Find answers, ask questions, and share your expertise

StructType schema spark on JSON

avatar
Master Collaborator

Hi.

How can i create the schema with 2 levels in a JSON in spark??

>>> df1.schema
StructType(List(StructField(CAMPO1,StringType,true),StructField(CAMPO2,StringType,true),StructType(List(StructField(VARIABLE,StringType,true),StructField(V1,StringType,true))),true))

This code doesnt work:

schema = StructType([
StructField("CAMPO1", StringType(), True),
StructField("CAMPO2", StringType(), True),
StructField("VARIABLE.V1", StringType(), True)
])

The json i have is:

{"CAMPO1":"xxxx","CAMPO2":"xxx","VARIABLE":{"V1":"xxx"}}

please could you help me?

Many thanks

3 REPLIES 3

avatar

@Roberto Sancho

You're schema structure is close, but you need to make a few modifications, like this:

import org.apache.spark.sql.types._ 

val data = sc.parallelize("""{"CAMPO1":"xxxx","CAMPO2":"xxx","VARIABLE":{"V1":"xxx"}}""" :: Nil)

val schema = (new StructType)
    .add("CAMPO1", StringType)
    .add("CAMPO2", StringType)
    .add("VARIABLE", (new StructType)
        .add("V1", StringType))

sqlContext.read.schema(schema).json(data).select("VARIABLE.V1").show()

Please let me know if this works for you. Thanks!

avatar
Master Collaborator

I am on Python enviornment, I have translate the scala code to Python code like that, but doesnt WORK, please any suggestion?

schema = StructType([
StructField("CAMPO1", StringType(), True),
StructField("CAMPO2", StringType(), True),
StructField("VARIABLE", StructType([
StructField("V1", StringType(), True),
StructField("V2", DoubleType(), True),
StructField("V3", StringType(), True)]))
])

df1 = sqlContext.read.json("xxxx.json",schema).select('VARIABLE.V2').show()
+-----------------+
|V2               |
+-----------------+
|             null|
+-----------------

avatar
Master Collaborator

Hi:

I have resolved the problem, but I thing there is A bug or somenthing, let my explain:

The V1=11.88 whe y type DoubleType or DecimalType doesnt work, but if I type StringType, is working, so... please could you confirm that is correct my test????

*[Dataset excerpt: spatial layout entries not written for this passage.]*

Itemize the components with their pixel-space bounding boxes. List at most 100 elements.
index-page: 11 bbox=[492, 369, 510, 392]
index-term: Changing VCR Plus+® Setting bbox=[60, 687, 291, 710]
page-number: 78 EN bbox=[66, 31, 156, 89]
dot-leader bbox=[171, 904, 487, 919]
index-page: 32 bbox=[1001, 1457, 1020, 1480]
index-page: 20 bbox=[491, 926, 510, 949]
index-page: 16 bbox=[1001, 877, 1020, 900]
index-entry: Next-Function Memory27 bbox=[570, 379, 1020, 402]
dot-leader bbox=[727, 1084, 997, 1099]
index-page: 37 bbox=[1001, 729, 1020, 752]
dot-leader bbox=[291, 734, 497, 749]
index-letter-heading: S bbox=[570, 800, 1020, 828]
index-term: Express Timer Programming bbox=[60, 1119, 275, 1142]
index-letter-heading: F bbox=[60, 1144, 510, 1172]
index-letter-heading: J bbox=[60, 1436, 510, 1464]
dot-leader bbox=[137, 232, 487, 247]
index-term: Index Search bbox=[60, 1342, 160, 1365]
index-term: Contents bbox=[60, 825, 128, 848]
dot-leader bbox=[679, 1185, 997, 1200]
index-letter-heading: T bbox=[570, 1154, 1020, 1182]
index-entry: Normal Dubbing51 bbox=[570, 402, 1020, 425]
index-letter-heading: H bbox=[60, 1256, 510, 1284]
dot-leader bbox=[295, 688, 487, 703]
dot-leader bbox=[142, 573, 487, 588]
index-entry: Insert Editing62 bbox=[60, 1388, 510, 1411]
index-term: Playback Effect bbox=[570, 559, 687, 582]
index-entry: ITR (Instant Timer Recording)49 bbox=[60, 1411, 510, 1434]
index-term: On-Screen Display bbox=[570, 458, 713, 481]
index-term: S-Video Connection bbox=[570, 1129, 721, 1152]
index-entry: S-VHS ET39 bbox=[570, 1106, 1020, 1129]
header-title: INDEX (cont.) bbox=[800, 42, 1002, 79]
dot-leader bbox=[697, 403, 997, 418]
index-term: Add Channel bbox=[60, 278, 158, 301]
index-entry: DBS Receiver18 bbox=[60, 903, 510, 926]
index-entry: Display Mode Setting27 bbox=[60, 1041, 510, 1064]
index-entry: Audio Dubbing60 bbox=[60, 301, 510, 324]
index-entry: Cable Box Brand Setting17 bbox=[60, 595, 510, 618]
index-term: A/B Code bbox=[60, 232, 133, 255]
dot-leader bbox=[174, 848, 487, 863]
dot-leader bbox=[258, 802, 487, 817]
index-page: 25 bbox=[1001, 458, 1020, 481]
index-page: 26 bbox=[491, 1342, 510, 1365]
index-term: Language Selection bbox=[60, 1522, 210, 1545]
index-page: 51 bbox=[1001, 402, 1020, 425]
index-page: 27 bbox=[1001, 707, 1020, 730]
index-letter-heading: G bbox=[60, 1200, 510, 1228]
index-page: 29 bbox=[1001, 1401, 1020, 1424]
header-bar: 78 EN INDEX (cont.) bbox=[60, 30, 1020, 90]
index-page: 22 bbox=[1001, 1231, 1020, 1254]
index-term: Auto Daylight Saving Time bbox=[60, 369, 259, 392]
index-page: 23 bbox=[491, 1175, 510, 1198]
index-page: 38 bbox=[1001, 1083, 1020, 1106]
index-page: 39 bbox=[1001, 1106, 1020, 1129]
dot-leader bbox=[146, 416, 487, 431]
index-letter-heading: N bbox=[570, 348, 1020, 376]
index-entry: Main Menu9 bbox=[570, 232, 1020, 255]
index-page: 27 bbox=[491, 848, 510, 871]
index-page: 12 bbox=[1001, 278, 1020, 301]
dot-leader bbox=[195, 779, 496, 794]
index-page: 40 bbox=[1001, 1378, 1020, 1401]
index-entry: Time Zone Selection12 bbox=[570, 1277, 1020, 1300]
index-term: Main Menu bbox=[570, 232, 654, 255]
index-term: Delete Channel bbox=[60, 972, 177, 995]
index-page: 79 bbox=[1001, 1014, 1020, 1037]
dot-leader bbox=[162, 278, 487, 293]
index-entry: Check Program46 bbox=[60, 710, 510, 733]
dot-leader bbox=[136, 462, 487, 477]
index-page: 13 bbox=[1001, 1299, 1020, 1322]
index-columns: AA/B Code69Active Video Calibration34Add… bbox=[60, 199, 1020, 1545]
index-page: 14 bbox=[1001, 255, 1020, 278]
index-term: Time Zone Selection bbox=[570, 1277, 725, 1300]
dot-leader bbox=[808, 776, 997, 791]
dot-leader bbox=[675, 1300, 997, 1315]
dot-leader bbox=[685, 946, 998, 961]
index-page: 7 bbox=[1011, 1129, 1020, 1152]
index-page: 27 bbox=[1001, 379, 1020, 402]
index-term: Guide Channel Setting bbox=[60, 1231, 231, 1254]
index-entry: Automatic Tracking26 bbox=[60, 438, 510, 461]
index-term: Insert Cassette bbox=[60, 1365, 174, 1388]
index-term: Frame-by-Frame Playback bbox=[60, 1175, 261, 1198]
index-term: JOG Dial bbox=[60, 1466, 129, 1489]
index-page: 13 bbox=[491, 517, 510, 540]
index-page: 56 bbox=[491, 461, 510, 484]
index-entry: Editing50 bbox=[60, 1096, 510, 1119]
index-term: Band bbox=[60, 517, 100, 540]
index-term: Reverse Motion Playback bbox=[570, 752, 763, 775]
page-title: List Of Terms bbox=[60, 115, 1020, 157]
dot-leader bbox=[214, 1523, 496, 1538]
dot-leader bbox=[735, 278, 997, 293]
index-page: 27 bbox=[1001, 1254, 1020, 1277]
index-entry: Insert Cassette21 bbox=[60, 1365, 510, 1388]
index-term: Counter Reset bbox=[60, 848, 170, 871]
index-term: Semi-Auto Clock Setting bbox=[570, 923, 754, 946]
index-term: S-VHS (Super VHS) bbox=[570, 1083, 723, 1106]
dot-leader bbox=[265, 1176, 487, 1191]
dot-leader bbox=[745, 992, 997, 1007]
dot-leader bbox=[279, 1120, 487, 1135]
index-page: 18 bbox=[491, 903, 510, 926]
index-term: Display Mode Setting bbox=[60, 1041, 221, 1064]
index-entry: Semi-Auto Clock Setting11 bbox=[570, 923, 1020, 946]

{"CAMPO1":"xxxx","CAMPO2":"xxx","VARIABLE":{"V1":"11.88"}}

schema = StructType([
StructField("CAMPO1", StringType(), True),
StructField("CAMPO2", StringType(), True),
StructField("VARIABLE", StructType([
StructField("V1", StringType(), True),
StructField("V2", StringType(), True),
StructField("V3", StringType(), True)]))
])

thanks